Abstract

This study aimed to develop a model to predict KRAS mutations in colorectal cancer according to radiomic signatures based on CT and clinical risk factors. This retrospective study included 172 patients with colorectal cancer. All patients were randomized at a 7:3 ratio into a training cohort (n = 121, 38.8% positive for KRAS mutation) and a validation cohort (n = 51, 39.2% positive for KRAS mutation). Radiomics features were extracted from single-slice and full-volume regions of interest on the portal-venous CT images. The least absolute shrinkage and selection operator (LASSO) algorithm was adopted to construct a radiomics signature, and logistic regression was applied to select the significant variables to develop the clinical-radiomics model.
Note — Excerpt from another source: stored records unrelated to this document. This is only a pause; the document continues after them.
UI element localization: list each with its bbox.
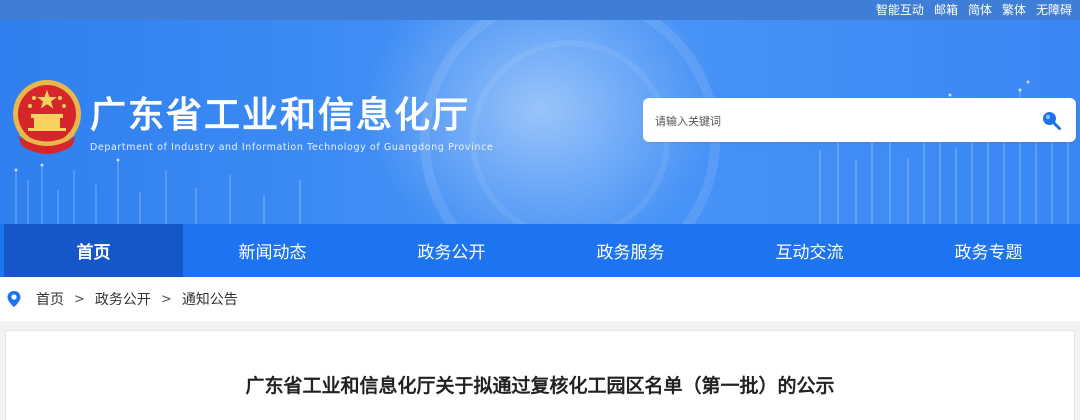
- link-accessibility[interactable]: 无障碍: [1036, 0, 1072, 20]
- breadcrumb: 首页 > 政务公开 > 通知公告: [0, 277, 1080, 321]
- breadcrumb-home[interactable]: 首页: [36, 289, 64, 309]
- search-icon[interactable]: [1040, 109, 1062, 131]
- nav-item-special-topics[interactable]: 政务专题: [899, 224, 1078, 277]
- link-simplified-chinese[interactable]: 简体: [968, 0, 992, 20]
- top-utility-bar: 智能互动 邮箱 简体 繁体 无障碍: [0, 0, 1080, 20]
- top-utility-links: 智能互动 邮箱 简体 繁体 无障碍: [876, 0, 1072, 20]
- nav-item-interaction[interactable]: 互动交流: [720, 224, 899, 277]
- breadcrumb-government-affairs[interactable]: 政务公开: [95, 289, 151, 309]
- link-smart-interaction[interactable]: 智能互动: [876, 0, 924, 20]
- search-input[interactable]: [653, 98, 1027, 144]
- nav-item-government-affairs-disclosure[interactable]: 政务公开: [362, 224, 541, 277]
- search-box: [643, 98, 1076, 144]
- main-navigation: 首页 新闻动态 政务公开 政务服务 互动交流 政务专题: [0, 224, 1080, 277]
- link-traditional-chinese[interactable]: 繁体: [1002, 0, 1026, 20]
- nav-item-home[interactable]: 首页: [4, 224, 183, 277]
- article-container: 广东省工业和信息化厅关于拟通过复核化工园区名单（第一批）的公示: [5, 330, 1075, 420]
- header-banner: 广东省工业和信息化厅 Department of Industry and In…: [0, 20, 1080, 224]
- location-pin-icon: [7, 291, 21, 307]
- national-emblem-icon: [13, 80, 81, 154]
- article-title: 广东省工业和信息化厅关于拟通过复核化工园区名单（第一批）的公示: [245, 375, 835, 397]
- nav-item-news[interactable]: 新闻动态: [183, 224, 362, 277]
- breadcrumb-notices[interactable]: 通知公告: [182, 289, 238, 309]
- site-title: 广东省工业和信息化厅: [90, 95, 471, 136]
- nav-item-government-services[interactable]: 政务服务: [541, 224, 720, 277]
- site-subtitle: Department of Industry and Information T…: [90, 142, 494, 153]
- breadcrumb-separator: >: [160, 291, 172, 307]
- link-mailbox[interactable]: 邮箱: [934, 0, 958, 20]
- breadcrumb-separator: >: [74, 291, 85, 307]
The predictive performance was evaluated by receiver operating characteristic curve (ROC) analysis, calibration curve analysis, and decision curve analysis (DCA). 1018 radiomics features were extracted from single-slice and full-volume ROIs. Eight features were retained to construct 2D (two-dimensional, 2D) radiomics model. Similarly, eight features were retained to construct 3D (three-dimensional, 3D) radiomics model. The area under the curve (AUC) values of the test cohort were 0.75 and 0.84, respectively. Delong test showed that the integrated nomogram (AUC = 0.92 in the test cohort) had better clinical predictive efficiency than 2D radiomics (p-value < 0.05) model and 3D radiomics model (p-value < 0.05). The 2D and 3D radiomics models can both predict KRAS mutations. And, the integrated nomogram can be better applied to predict KRAS mutation status in colorectal cancer. CT-based radiomics showed satisfactory diagnostic significance for the KRAS status in colorectal cancer, the clinical-combined model may be applied in the individual pre-operative prediction of KRAS mutation.